Firenze, 28 marzo 2022 - Per l’emergenza scatta il piano d’emergenza. Non è un gioco di parole, purtroppo. I pronto soccorso della Toscana sono sempre più in difficoltà per la fuga di personale. In particolare mancano i medici. E nel dettaglio, il sudoku delle ferie estive, fa alzare bandiera bianca ai primari che con i numeri già ridotti all’osso, non riescono a garantire le presenze minime necessarie ai turni di servizio.
Il collo di bottiglia delle ferie d’estate non lascia molto margine per le fantasie.
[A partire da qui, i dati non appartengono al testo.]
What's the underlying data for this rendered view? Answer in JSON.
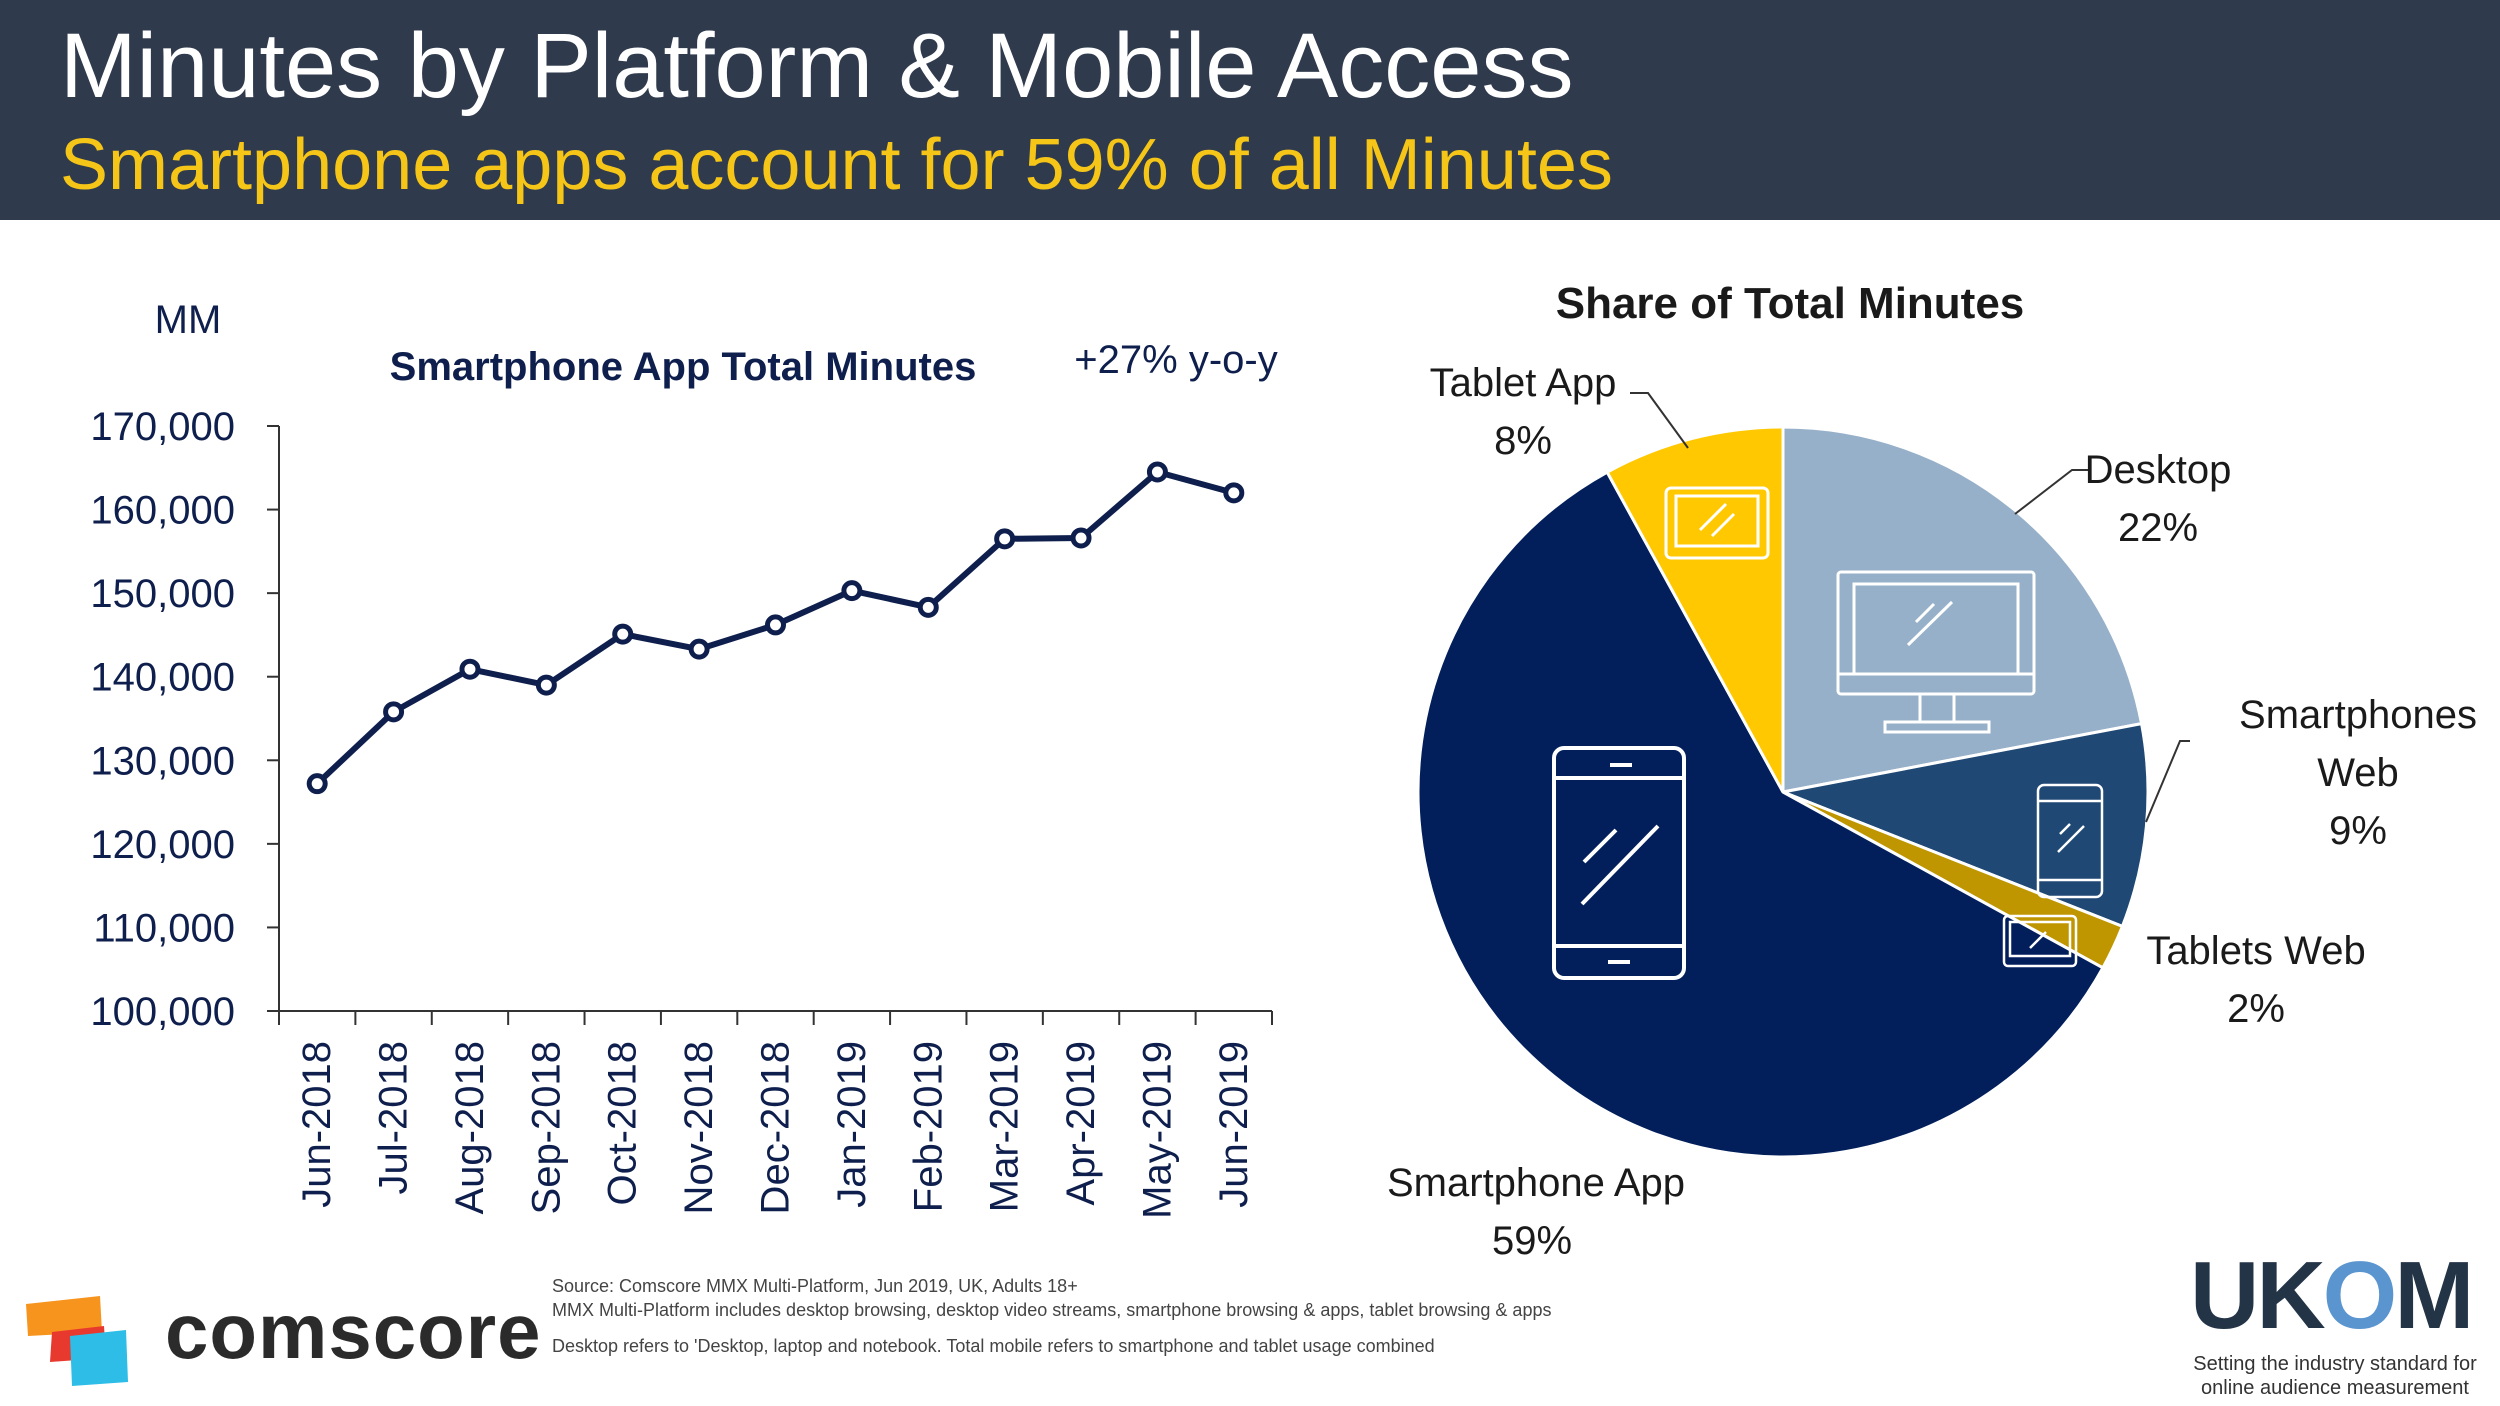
{
  "header": {
    "title": "Minutes by Platform & Mobile Access",
    "subtitle": "Smartphone apps account for 59% of all Minutes"
  },
  "line_chart": {
    "unit_label": "MM",
    "title": "Smartphone App Total Minutes",
    "growth_label": "+27% y-o-y"
  },
  "pie_chart": {
    "title": "Share of Total Minutes"
  },
  "chart_data": [
    {
      "type": "line",
      "title": "Smartphone App Total Minutes",
      "ylabel": "MM",
      "ylim": [
        100000,
        170000
      ],
      "yticks": [
        100000,
        110000,
        120000,
        130000,
        140000,
        150000,
        160000,
        170000
      ],
      "ytick_labels": [
        "100,000",
        "110,000",
        "120,000",
        "130,000",
        "140,000",
        "150,000",
        "160,000",
        "170,000"
      ],
      "categories": [
        "Jun-2018",
        "Jul-2018",
        "Aug-2018",
        "Sep-2018",
        "Oct-2018",
        "Nov-2018",
        "Dec-2018",
        "Jan-2019",
        "Feb-2019",
        "Mar-2019",
        "Apr-2019",
        "May-2019",
        "Jun-2019"
      ],
      "values": [
        127200,
        135800,
        140900,
        139000,
        145100,
        143300,
        146200,
        150300,
        148300,
        156500,
        156600,
        164500,
        162000
      ],
      "annotation": "+27% y-o-y",
      "color": "#0f1f4d"
    },
    {
      "type": "pie",
      "title": "Share of Total Minutes",
      "slices": [
        {
          "label": "Desktop",
          "value": 22,
          "display": "22%",
          "color": "#97b0c9"
        },
        {
          "label": "Smartphones Web",
          "value": 9,
          "display": "9%",
          "color": "#1f4874"
        },
        {
          "label": "Tablets Web",
          "value": 2,
          "display": "2%",
          "color": "#c09600"
        },
        {
          "label": "Smartphone App",
          "value": 59,
          "display": "59%",
          "color": "#021f5c"
        },
        {
          "label": "Tablet App",
          "value": 8,
          "display": "8%",
          "color": "#ffc800"
        }
      ]
    }
  ],
  "footer": {
    "brand": "comscore",
    "source_line": "Source: Comscore MMX Multi-Platform,  Jun 2019, UK, Adults 18+",
    "mmx_line": "MMX Multi-Platform includes desktop browsing, desktop video streams, smartphone browsing & apps, tablet browsing & apps",
    "desktop_note": "Desktop refers to 'Desktop, laptop and notebook. Total mobile refers to smartphone and tablet usage combined",
    "ukom_word_a": "UK",
    "ukom_word_o": "O",
    "ukom_word_b": "M",
    "ukom_tagline_1": "Setting the industry standard for",
    "ukom_tagline_2": "online audience measurement"
  }
}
Bisognerà intervenire con un’organizzazione straordinaria che preveda la turnazione con medici di altre affini specialità, in primis gli internisti che lavorano nei reparti di Medicina, per nulla entusiasti della staffetta, anche se allettati da straordinari ben pagati.
Ma per ora l’alternativa sarebbe azzerare le ferie al personale di pronto soccorso che è esausto per un altro anno trascorso in trincea con il Covid che ha richiesto ancora un impegno straordinario e che continua a richiederlo per la necessità di diversificare i percorsi tra pazienti positivi al virus e negativi, da individuare subito per evitare che il contagio si diffonda nella struttura e a tutti i malati.
E se è vero che la carenza di medici riguarda un po’ tutte le discipline, l’aumento deciso da Roma delle borse di studio nelle scuole di specializzazione consente almeno di sperare nel futuro, per la medicina d’emergenza-urgenza non è così perché mancano i candidati: i laureati non si iscrivono. Su 1.077 borse in Italia, 456 sono rimaste senza titolare.
Ormai da traguardo appetibile per il fascino dei medici in prima linea che salvano vite umane, il pronto soccorso è diventata una destinazione da evitare. Una caienna, inferno dei vivi. Troppo usurante, claustrofobico, pieno di responsabilità, difficilmente conciliabile con la vita privata e con l’attività libero professionale che fa crescere le entrate a fine mese.
Per questo i medici se ne vanno a frotte. Quattro lasceranno il pronto soccorso di Santa Maria Nuova tra la fine di marzo e la fine di maggio: due hanno preferito fare il medico di famiglia, altri due tornare all’università per completare la specializzazione e uscire dal percorso dell’emergenza-urgenza.
Chi lavora in pronto soccorso lavora tre domeniche al mese e, negli ultimi tempi, è costretto anche a fare sei-sette notti al mese. Turni massacranti.
In Regione al tavolo di lavoro istituito dall’assessorato alla salute ci si confronta ma è difficile trovare una soluzione. L’imbuto del piano ferie è il primo problema da risolvere per evitare il blocco delle ferie del personale, al quale sarà comunque richiesto di ridurre i periodi di vacanza e vietato assentarsi per periodi più lunghi di due settimane. E’ stato anche rinviato il concorso di Medicina interna bandito dall’Università di Firenze: ci si aspetta un esodo di massa dal pronto soccorso.
In ogni caso è proprio con la medicina interna che si sta ragionando: un’ipotesi è quella di chiamare volontari da pagare con produttività aggiuntiva (un superstraordinario), anche se questo creerebbe disparità di trattamento.
Purtroppo mettere una pezza per salvare l’estate non basterà a risolvere il problema che ormai è strutturale. Programmare in lungo è un imperativo. Ma per far questo probabilmente non saranno sufficienti le iniziative autonome regionali. Serve rendere appetibile il lavoro in pronto soccorso: aumentare lo stipendio potrebbe essere un primo passo, certo non basteranno i 90 milioni inseriti nella manovra finanziaria a questo scopo. Perché non sono cento euro al mese a fare la differenza. Inoltre ci sono i problemi della responsabilità, dei contenziosi, delle aggressioni. Non ultimo quello della progressione di carriera e la possibilità di uscire dopo un periodo trascorso in pronto soccorso per collocarsi altrove.